Switch controller needs no external compensation

A National Semiconductor product story
Edited by the Electronicstalk editorial team Oct 3, 2005

National Semiconductor has introduced the industry's first SOT-23 synchronous buck switching controller, the LM1770.

National Semiconductor has introduced the industry's first SOT-23 synchronous buck switching controller, the LM1770.

This efficient controller uses constant-on-time control, making it easy to employ because it does not require external compensation.

The LM1770, packaged in the tiny SOT23-5, provides low-voltage point-of-load regulation from standard 5 and 3.3V rails in space-constrained applications such as set-top boxes, cable modems, digital video recorders and printers.
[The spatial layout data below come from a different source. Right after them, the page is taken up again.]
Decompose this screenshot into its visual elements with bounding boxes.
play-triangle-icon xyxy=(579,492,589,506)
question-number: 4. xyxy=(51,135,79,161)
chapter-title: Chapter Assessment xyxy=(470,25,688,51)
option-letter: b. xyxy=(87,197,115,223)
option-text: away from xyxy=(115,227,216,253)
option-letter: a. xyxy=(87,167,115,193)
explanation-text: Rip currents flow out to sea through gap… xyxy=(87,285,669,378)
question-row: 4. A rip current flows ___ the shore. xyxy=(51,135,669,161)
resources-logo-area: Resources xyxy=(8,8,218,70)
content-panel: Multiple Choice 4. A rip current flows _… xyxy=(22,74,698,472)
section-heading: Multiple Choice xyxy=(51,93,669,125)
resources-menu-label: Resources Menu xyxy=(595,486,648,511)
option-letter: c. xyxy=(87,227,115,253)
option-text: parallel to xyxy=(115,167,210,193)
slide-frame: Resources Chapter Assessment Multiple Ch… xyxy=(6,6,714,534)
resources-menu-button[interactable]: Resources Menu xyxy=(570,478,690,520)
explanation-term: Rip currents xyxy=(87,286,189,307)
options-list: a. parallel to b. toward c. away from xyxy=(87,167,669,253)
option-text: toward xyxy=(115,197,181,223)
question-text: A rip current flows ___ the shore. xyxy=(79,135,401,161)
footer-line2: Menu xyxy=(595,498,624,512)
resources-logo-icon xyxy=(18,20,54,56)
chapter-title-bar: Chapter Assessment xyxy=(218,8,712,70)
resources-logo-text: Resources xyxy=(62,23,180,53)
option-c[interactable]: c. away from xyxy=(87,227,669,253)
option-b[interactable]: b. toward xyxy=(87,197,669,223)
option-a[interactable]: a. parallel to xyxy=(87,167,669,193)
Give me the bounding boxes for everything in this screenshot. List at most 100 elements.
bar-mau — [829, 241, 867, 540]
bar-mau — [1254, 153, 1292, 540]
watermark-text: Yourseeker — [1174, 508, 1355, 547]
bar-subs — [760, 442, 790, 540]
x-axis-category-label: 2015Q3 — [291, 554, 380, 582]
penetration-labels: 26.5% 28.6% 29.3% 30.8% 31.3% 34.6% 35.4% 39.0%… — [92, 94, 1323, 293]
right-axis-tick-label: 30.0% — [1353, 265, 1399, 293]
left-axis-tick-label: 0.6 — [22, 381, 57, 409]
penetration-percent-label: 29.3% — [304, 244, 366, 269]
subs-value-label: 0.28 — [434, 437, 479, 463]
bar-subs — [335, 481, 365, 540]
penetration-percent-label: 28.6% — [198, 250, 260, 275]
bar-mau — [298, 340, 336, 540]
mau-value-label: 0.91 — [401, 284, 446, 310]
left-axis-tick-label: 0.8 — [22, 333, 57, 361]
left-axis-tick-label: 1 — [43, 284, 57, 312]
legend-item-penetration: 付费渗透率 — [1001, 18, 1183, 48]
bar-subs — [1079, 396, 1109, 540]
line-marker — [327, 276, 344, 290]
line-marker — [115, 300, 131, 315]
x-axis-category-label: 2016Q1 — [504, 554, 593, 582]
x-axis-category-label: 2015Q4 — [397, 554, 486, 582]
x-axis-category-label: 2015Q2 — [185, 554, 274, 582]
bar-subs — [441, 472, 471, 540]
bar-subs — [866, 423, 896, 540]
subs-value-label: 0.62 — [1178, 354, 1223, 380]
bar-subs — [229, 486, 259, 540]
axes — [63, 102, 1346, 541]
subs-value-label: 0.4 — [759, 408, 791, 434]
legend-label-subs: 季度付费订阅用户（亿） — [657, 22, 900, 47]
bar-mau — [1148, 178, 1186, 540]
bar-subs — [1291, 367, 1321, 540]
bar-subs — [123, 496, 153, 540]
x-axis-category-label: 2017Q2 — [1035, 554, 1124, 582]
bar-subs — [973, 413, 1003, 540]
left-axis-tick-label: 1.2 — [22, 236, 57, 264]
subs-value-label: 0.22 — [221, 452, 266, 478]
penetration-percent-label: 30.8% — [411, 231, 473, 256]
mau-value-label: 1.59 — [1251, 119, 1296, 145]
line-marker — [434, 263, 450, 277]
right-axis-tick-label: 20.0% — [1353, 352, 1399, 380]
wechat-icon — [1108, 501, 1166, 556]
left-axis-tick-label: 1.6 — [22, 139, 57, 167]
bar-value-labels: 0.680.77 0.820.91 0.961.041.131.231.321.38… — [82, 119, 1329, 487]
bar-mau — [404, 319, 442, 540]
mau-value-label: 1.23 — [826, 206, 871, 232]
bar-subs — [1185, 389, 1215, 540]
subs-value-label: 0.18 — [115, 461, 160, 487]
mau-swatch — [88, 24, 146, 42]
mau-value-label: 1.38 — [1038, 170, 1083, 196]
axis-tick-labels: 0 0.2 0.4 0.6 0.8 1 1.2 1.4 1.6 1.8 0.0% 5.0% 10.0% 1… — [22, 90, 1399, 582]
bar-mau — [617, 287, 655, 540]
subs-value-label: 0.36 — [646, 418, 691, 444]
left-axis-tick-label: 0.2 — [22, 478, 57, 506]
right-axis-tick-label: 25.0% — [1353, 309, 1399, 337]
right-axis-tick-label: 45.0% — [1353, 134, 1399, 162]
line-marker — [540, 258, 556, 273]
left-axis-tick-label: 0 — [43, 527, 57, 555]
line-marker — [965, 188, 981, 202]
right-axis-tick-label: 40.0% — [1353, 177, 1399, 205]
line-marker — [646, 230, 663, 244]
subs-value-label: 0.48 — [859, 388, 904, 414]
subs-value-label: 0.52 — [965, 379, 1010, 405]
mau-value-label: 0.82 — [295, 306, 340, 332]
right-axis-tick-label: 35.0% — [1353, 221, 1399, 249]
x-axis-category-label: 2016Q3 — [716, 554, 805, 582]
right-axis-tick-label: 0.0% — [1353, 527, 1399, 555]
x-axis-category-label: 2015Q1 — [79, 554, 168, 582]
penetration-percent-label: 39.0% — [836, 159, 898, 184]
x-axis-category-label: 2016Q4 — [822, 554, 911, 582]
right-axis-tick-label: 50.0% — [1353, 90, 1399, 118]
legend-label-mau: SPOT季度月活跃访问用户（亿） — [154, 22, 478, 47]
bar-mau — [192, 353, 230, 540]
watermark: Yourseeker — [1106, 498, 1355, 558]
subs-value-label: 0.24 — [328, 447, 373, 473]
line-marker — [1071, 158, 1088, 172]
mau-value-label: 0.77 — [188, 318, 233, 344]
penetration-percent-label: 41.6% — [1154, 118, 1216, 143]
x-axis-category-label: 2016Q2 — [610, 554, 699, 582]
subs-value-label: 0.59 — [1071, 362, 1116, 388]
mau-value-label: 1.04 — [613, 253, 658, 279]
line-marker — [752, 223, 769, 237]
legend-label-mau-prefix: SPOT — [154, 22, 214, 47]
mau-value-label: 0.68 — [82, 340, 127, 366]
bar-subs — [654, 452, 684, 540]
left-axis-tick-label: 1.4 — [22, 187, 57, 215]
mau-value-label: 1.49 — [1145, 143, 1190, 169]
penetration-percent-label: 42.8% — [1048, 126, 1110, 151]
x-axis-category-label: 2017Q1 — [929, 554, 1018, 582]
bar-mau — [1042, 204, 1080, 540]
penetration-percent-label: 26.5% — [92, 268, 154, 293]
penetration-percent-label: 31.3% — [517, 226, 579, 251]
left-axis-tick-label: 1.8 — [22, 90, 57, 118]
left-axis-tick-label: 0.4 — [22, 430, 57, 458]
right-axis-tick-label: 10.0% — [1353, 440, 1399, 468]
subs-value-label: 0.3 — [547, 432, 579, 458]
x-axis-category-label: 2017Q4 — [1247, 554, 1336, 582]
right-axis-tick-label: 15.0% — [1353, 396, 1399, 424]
This versatile solution also replaces switching regulators and LDOs in enterprise server and point-of-sale applications where efficiency is crucial.

"With the LM1770, National Semiconductor continues to set the standard in power management with products that offer benchmark performance and are easy to use, accelerating the customer's time to market", said Werner Berns, Product Marketing and Applications Manager Power Management Europe at National Semiconductor.

"The LM1770 allows designers to solve point-of-load regulation issues with a small-footprint solution which reduces power consumption and eliminates compensation components".

Available now, the LM1770 is priced at US $0.95 in 1000-unit quantities.